How did you end up in space with your study/work background?

My career levering space technologies for environmental and social impact stems from my life, educational experiences and my personal goals. Having grown up in South Africa, I fell in love with the power and influence of nature on the quality of life. It was then embedded in me that this was a force worth fighting for and with. But to ensure this symbiosis, the challenge of translating the power of isolated technologies, complex system dynamics and confrontational messaging needs to be digested, made relatable and postured to invoke actions to uptake.
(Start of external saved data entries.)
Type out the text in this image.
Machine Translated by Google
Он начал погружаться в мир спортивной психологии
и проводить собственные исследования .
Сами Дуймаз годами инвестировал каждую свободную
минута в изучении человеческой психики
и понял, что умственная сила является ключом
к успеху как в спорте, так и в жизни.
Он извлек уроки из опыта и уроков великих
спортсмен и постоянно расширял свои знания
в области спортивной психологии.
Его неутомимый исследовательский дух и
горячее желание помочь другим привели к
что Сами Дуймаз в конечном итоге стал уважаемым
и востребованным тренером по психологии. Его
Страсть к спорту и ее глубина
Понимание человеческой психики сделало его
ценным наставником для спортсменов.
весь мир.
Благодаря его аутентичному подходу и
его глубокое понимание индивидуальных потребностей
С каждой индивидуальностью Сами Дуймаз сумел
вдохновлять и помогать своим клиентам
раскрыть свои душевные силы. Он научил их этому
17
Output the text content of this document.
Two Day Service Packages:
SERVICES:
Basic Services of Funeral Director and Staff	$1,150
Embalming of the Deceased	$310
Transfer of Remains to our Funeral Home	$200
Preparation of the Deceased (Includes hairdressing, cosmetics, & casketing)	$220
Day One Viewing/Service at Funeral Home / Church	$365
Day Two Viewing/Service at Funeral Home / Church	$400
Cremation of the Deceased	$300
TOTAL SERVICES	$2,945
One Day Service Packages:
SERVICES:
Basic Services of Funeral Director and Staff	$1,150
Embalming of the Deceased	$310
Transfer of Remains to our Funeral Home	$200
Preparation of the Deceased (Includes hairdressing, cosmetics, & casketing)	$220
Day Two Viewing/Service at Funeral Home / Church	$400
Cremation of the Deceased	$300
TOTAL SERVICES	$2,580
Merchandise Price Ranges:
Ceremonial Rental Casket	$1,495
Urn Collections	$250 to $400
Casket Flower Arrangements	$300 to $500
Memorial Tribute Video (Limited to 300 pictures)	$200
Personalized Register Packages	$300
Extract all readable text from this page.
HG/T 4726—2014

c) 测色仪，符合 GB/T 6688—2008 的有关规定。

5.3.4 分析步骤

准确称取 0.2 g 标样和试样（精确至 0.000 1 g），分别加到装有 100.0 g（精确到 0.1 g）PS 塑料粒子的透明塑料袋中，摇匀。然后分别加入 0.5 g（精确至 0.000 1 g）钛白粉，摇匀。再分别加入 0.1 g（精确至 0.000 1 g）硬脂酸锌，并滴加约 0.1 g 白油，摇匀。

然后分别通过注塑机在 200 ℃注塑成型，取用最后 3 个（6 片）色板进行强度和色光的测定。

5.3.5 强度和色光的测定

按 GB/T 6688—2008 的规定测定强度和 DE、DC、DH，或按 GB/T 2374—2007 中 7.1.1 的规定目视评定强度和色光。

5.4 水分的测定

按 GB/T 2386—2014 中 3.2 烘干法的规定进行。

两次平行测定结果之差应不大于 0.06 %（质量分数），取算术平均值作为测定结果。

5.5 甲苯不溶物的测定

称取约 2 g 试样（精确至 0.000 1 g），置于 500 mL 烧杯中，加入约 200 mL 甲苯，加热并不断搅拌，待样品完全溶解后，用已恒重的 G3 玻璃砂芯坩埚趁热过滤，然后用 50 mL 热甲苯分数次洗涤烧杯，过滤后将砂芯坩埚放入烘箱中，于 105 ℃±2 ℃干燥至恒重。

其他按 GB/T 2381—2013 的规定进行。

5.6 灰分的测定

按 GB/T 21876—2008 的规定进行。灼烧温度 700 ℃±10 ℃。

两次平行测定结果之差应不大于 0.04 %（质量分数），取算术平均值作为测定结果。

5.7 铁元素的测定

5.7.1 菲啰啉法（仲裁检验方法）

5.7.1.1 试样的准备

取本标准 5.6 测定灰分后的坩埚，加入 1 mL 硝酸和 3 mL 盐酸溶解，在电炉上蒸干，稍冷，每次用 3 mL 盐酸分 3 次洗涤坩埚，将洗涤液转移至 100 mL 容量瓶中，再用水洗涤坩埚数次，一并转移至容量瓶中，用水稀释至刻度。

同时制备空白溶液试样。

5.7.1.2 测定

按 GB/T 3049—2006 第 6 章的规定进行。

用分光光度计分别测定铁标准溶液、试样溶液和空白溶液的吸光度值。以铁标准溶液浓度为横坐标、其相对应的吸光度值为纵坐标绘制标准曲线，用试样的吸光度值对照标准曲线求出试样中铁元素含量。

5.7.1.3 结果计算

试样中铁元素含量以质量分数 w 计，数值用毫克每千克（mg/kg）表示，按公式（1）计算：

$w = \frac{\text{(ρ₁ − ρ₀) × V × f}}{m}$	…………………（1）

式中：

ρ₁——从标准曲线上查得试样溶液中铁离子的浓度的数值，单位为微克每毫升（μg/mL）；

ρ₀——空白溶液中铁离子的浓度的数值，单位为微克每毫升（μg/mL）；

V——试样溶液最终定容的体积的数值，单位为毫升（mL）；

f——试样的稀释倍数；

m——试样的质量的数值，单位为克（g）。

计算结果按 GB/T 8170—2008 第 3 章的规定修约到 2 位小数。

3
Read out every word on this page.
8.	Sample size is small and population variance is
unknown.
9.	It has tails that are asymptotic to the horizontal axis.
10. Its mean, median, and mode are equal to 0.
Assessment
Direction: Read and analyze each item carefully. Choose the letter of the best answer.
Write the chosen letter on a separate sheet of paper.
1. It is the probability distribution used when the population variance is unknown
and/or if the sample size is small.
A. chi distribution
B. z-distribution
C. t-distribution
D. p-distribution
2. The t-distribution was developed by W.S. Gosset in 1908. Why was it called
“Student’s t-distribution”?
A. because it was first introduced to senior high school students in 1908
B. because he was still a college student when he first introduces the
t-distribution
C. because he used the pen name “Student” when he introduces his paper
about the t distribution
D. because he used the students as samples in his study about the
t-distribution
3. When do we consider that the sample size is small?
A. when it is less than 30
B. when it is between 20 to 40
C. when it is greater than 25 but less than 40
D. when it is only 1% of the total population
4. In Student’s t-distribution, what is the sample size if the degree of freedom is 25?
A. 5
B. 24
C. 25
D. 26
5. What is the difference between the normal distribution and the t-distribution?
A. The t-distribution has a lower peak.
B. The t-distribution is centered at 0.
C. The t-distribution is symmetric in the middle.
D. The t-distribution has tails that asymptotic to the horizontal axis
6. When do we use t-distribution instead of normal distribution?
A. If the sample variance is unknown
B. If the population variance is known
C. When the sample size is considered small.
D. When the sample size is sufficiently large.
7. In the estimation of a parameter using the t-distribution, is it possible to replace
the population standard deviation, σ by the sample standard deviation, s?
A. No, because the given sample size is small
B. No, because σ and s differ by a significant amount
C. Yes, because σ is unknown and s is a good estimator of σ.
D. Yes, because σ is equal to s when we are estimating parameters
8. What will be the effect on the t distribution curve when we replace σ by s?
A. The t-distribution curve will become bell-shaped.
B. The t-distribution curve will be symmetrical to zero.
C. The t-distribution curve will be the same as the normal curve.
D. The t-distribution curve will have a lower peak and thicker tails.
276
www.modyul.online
What better way to do this than gain an absolute perspective of impact on the earth than using EO, GIS and AI? As such, as a formally trained environmental planner and communications professional, I came across Space4Good in my search of meeting the nexus of storytelling and environmental science. Working at Space4Good was the opportunity to formally do what I have trained and set out to do - communicate the power of impact on the earth by impact projects and inform valuable change. My love for this technology and sector has just skyrocketed from there – excuse the pun.

How does your specific non-tech discipline or expertise add value to your organization?

My non-technological expertise adds value to the company I work for on multiple fronts, despite the largely technical foundation on which we function. The nexus of my background in communications (PR, storytelling, research and connection) with that of more scientific expertise in environmental and infrastructure planning (spatial sciences) have enabled me to reach my goal of bridging the gap between science and impact arenas. All too often we overlook ‘soft skills’ (I don’t like that term, but you know what I mean), as being secondary to hard skills. But we must not forget that it is the role that our skills play that makes our tech translatable to non-tech experts, our partner/client issues understandable, solutions relatable, and effective deployment for impact qualifiable. In the end, I believe our technology can just be technology and not a tool until we connect it with impact arenas. And connection is what I and other professionals like us do.

How do you interact with the engineering side of the space organization you work for?

Working along with the data scientists in my work is a massive highlight. Very often, these magicians of earth observation and AI transport me to places formerly unreachable and help me understand with their outputs the impact industries, climate and people have on the land via the systems I have dedicated my career to studying. This is the gap I want to translate – and we see this as a common goal. Very often it is important that interaction with my colleagues is pointed and direct to our specific project/development goals. Although we do enjoy innovating and ideating together, I have noticed it is best that I have a concept of our partner’s challenge/goal outlined to a common company framework for our tech team to riff off. For example, a first meeting is not the ideal time to bring in our tech muscle. Their time is PRECIOUS and highly impactful to our outcomes. As such, being organised, and understanding the client asks, the tech needs and sales objective before engaging is best. However, each organization is different, but learning the workflow of our engineers and figuring out how best to engage without negative knock-on effects to their work, is greatly appreciated.